Berceau de la traçabilité des 3 T en RDC, la province du Tanganyika fait l’expérience d’une fraude depuis 3 ans avec le foisonnement des comptoirs et des négociants clandestins dont les activités se font en marge des lignes directrices du Guide de l’OCDE sur le Devoir de diligence. Le Gouverneur de cette province, ainsi que le Ministre des Mines du Gouvernement central, sont appelés à ouvrir l’œil afin de préserver les populations locales et l’Etat des répercussions négatives qui en résultent. Aussiles consommateurs finaux doivent-ils se méfier des produits fournis par des comptoirs et des négociants qui n’ont pas de concessions connues ni des contrats en bonne et due forme avec des coopératives agréées.
Les minerais des 3 T du Tanganyika extraits principalement des sites de Kisengo et de Maibaridi, dans l’ex-Katanga, sont réputés pour leur bonne composition centésimale.

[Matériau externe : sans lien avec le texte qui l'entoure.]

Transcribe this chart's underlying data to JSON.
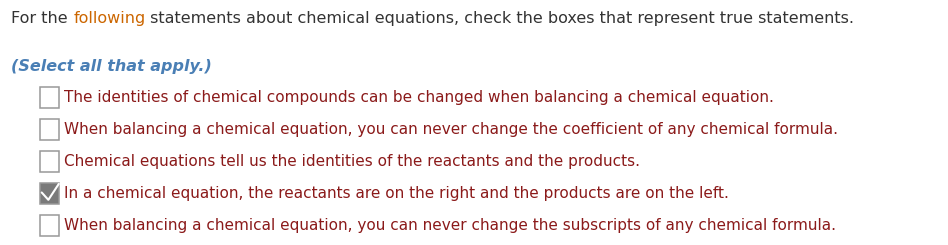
{
  "background_color": "#ffffff",
  "header_before": "For the ",
  "header_colored": "following",
  "header_after": " statements about chemical equations, check the boxes that represent true statements.",
  "header_base_color": "#333333",
  "header_word_color": "#cc6600",
  "header_fontsize": 11.5,
  "subtitle_text": "(Select all that apply.)",
  "subtitle_color": "#4a7fb5",
  "subtitle_fontsize": 11.5,
  "items": [
    {
      "text": "The identities of chemical compounds can be changed when balancing a chemical equation.",
      "checked": false,
      "color": "#8b1a1a"
    },
    {
      "text": "When balancing a chemical equation, you can never change the coefficient of any chemical formula.",
      "checked": false,
      "color": "#8b1a1a"
    },
    {
      "text": "Chemical equations tell us the identities of the reactants and the products.",
      "checked": false,
      "color": "#8b1a1a"
    },
    {
      "text": "In a chemical equation, the reactants are on the right and the products are on the left.",
      "checked": true,
      "color": "#8b1a1a"
    },
    {
      "text": "When balancing a chemical equation, you can never change the subscripts of any chemical formula.",
      "checked": false,
      "color": "#8b1a1a"
    }
  ],
  "item_fontsize": 11.0,
  "checkbox_edge_color": "#999999",
  "checkbox_checked_face": "#7a7a7a",
  "checkbox_unchecked_face": "#ffffff"
}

Ils sont ainsi prisés par les exploitants installés dans des provinces voisines, principalement au Sud-Kivu, qui préfèrent les mélanger à ceux extraits localement ou ailleurs afin d’avoir un produit de meilleure qualité, donc d’une bonne teneur, dont le marché international est avide. De ce fait, il s’observe depuis quelques 3 ans au Tanganyika un afflux des comptoirs, voire des négociants clandestins, qui s’activent en toute illégalité dans le négoce desdits minerais, donc en marge des lignes directrices du Guide de l’OCDE sur le Devoir de diligence. En ce que, notamment, ceux-ci n’ont pas de concessions connues ni de contrats avec les coopératives agréées. C’est le cas, par exemple, du comptoir Congo Jacxin (CJX). Ils ont profité de l’arrêt de Kisengo Mining qui possède une usine de transformation sur place il y a près de 4 ans à la suite de l’effondrement des cours sur le marché international pour faire envahir ses concessions par des creuseurs marginaux devenusleurs fournisseurs. Et pour contourner la donne «origine des minerais» qui entre en ligne de compte dans la traçabilité, ils s’illustrent dans le trafic des étiquètes. Sûrement avec la complicité de certains services attitrés de la province. Sans des charges évidentes d’exploitation, ils jouent ainsi avec les prix. Ce qui accentuerait l’extraction clandestine des minerais et boosterait la fraude qui prend de l’envol. Les consommateurs ou acheteurs finaux sont ainsi alertés. Ils doivent dès lors se méfier des comptoirs et des négociants qui leur vendent des produits extraits des concessions sur lesquelles ils n’ont aucun droit ou sur base des contrats dont ils ne peuvent justifier la validité juridique. Car, en définitive, ce sont des minerais volés au détriment des vrais propriétaires qui s’accommodent au pays du devoir de diligence et se conforment aux règlementations nationales. C’est une pratique somme toute indécente qu’ils ne peuvent encourager.
Zoé Kabila interpelé
Cette manière de faire, qui enfreint autant à la législationnationale qu’internationale, est périlleuse pour l’Etat en général et la province du Tanganyika en particulier si jamais les minerais des 3T en provenance de cette dernière sont frappés sur le plan international à cause des pratiques qui heurtent le Devoir de diligence. La province se retrouverait à la case départ comme avant 2010 où ses minerais ont été assimilés aux minerais de sang. Il eut fallu en son temps(Juillet 2011) un lobbing très fort sous-couvert des initiatives comme «Solutions for hope» dans la province du Katanga pour créer, ceci pour la première fois dans la région, un modèle d’approvisionnement en «circuit fermé» qui s’est avéré efficace. Le modèle a utilisé un ensemble défini de fournisseurs couvrant les mines, les fonderies, les fabricants des condensateurs et les utilisateurs. En conséquence, cette initiative avait confirmé non seulement que les «minerais de sang» n’entraient pas dans la chaîne d’approvisionnement, mais créait également des avantages économiques pour les creuseurs artisanaux et leurs familles.
Berceau de la traçabilité des 3 T en RDC, le Tanganyika accepte-t-il de perdre tous les bénéfices tirés grâce à «Solutions for hope» ? Zoé Kabila, le Gouverneur de la province, et son gouvernement sont ainsi interpelés pour veiller au grain et remettre les choses en ordre. Le Code minier confère des responsabilités en la matière à l’exécutif provincial qui se trouve sous la houlette du Gouverneur. Le Passage imminent du BGR (Institut fédéral allemand des sciences de la terre et des ressources naturelles) dans cette partie de la République est une opportunité dans le cas d’espèce. Avec le concours de cet organisme, la RDC s’est dotée d’un manuel des procédures de traçabilité des produits miniers, de l’exploitation à l’exportation.